Inference for high throughput exercises

Exercises

These exercises will help clarify that p-values are random variables and some of the properties of these p-values. Note that just like the sample average is a random variable because it is based on a random sample, the p-values are based on random variables (sample mean and sample standard deviation for example) and thus it is also a random variable.

To see this, let’s see how p-values change when we take different samples.

set.seed(1)
library(downloader)
url = "https://raw.githubusercontent.com/genomicsclass/dagdata/master/inst/extdata/femaleControlsPopulation.csv"
filename = "femaleControlsPopulation.csv"
if (!file.exists(filename)) download(url,destfile=filename)
population = read.csv(filename)
pvals <- replicate(1000,{
  control = sample(population[,1],12)
  treatment = sample(population[,1],12)
  t.test(treatment,control)$p.val
})
head(pvals)
hist(pvals)

What proportion of the p-values is below 0.05?
What proportion of the p-values is below 0.01?
Assume you are testing the effectiveness of 20 diets on mice weight.
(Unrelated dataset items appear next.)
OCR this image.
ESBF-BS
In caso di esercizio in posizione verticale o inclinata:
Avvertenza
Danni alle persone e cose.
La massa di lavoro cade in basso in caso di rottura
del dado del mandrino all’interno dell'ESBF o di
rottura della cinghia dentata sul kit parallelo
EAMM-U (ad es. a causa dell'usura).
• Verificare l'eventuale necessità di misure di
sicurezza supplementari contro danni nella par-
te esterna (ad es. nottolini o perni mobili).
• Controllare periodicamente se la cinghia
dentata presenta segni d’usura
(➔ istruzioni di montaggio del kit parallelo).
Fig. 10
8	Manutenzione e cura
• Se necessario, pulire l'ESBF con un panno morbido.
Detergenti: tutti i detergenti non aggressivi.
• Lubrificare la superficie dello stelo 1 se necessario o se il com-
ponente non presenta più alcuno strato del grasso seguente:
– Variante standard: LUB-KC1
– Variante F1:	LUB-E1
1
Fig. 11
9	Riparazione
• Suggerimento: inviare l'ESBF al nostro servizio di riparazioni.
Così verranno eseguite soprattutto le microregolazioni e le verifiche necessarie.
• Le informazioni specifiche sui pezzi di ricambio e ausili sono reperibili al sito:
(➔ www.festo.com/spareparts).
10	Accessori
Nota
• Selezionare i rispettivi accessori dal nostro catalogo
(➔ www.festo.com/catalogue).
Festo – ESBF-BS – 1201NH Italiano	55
For each of the 20 diets, you run an experiment with 10 control mice and 10 treated mice. Assume the null hypothesis, that the diet has no effect, is true for all 20 diets and that mice weights follow a normal distribution, with mean 30 grams and a standard deviation of 2 grams. Run a Monte Carlo simulation for one of these studies:
```
 cases = rnorm(10,30,2)
 controls = rnorm(10,30,2)
 t.test(cases,controls)
```
Question: Now run a Monte Carlo simulation imitating the results for the experiment for all 20 diets. If you set the seed at 100, set.seed(100), how many of p-values are below 0.05?
Now create a simulation to learn about the distribution of the number of p-values that are less than 0.05. In question 3, we ran the 20 diet experiment once. Now we will run the experiment 1,000 times and each time save the number of p-values that are less than 0.05.

Set the seed at 100, set.seed(100), run the code from Question 3 1,000 times, and save the number of times the p-value is less than 0.05 for each of the 1,000 instances. What is the average of these numbers? This is the expected number of tests (out of the 20 we run) that we will reject when the null is true.
What this says is that on average, we expect some p-value to be 0.05 even when the null is true for all diets. Use the same simulation data and report for what percent of the 1,000 replications did we make more than 0 false positives?